Ce sont aussi dix-huit heures présentées en une seule traite au moment de l’écriture. Lynch a instauré ici quelque chose d’assez novateur, une conception du flux des images qui va à la fois au-delà d’une logique sérielle par épisode et dilate le scénario dans sa longueur. Outre ces mediums, le cinéaste a aussi ouvert une voie entre le concret et l’abstrait, notamment via des points d’intérêts dans certains arcs narratifs qui n’arrivent jamais au bout de leur processus. C’est le cas pour l’enquête autour de la mort du Major Briggs qui est assez principale dans le récit (du fait du nombre important de faits et de la présence d’éléments matériels), mais dont l’issue reste complètement assujettie à une forme de latence digressive totalement désarmante.

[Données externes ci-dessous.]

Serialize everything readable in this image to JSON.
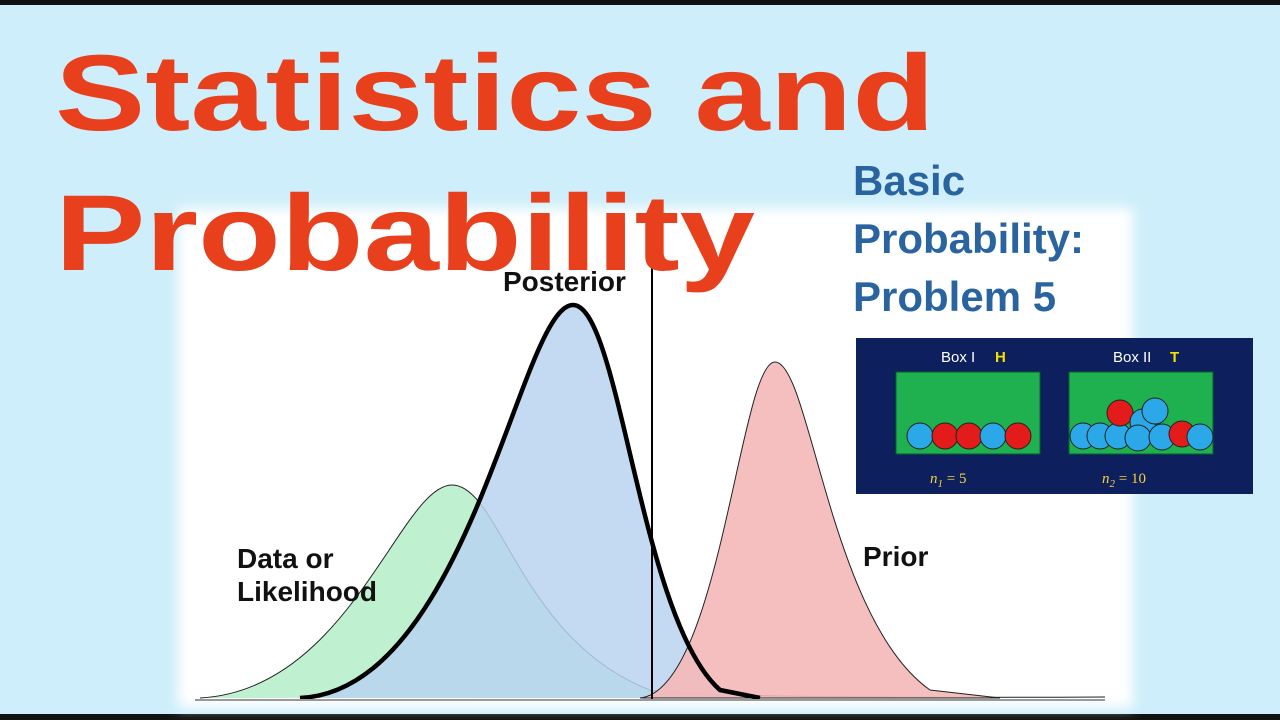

Il est primordial de comprendre The Return comme un flux de latence, au moment où le monde est dépravé par des vidéos de 20 secondes qui elles-mêmes cherchent à t’expliquer comment capter l’audience en deux secondes. Dans quel monde vivrions-nous s’il était oublié de prendre en considération la puissance de l’excursus des images – autant les plus explicatives que les plus mystérieuses – telle que Lynch y croyait?

Alors, que s’est-il passé avec cette saison 3 de Twin Peaks? D’abord, que nous ne regarderions plus jamais le cinéma comme avant, puisque sa densité vise justement à saisir un état et une altérité qui dépassent le cadre de la création. C’est l’excroissance du surréel lynchien, une forme d’écriture que très peu ont soutenue ou incarnée – dans les cas récents, Memoria d’Apichatpong Weerasethakul et Megalopolis de F. F. Coppola. Que l’on s’est promis qu’un jour, nous serons à la hauteur de la prochaine œuvre qui atteindra, justement, ce que David Lynch a accompli. C’est approcher l’amour de la fabrication d’une œuvre pour mieux en parler et la transmettre aux jeunes générations. Justement, The Return est une œuvre qui génère, fascine encore, et ce, pour des années à venir. Que c’est une œuvre qui ne fait que commencer, qui ne se terminera jamais, qui ne fera que revenir vers nous, encore et encore. Alors, au moment de se souvenir et de se tourner vers le passé quand un tel chagrin et un tel héritage nous envahit, permettez-moi de détourner la question et de me la poser aujourd’hui comme lors des prochains jours: qu’est-ce qui se passe?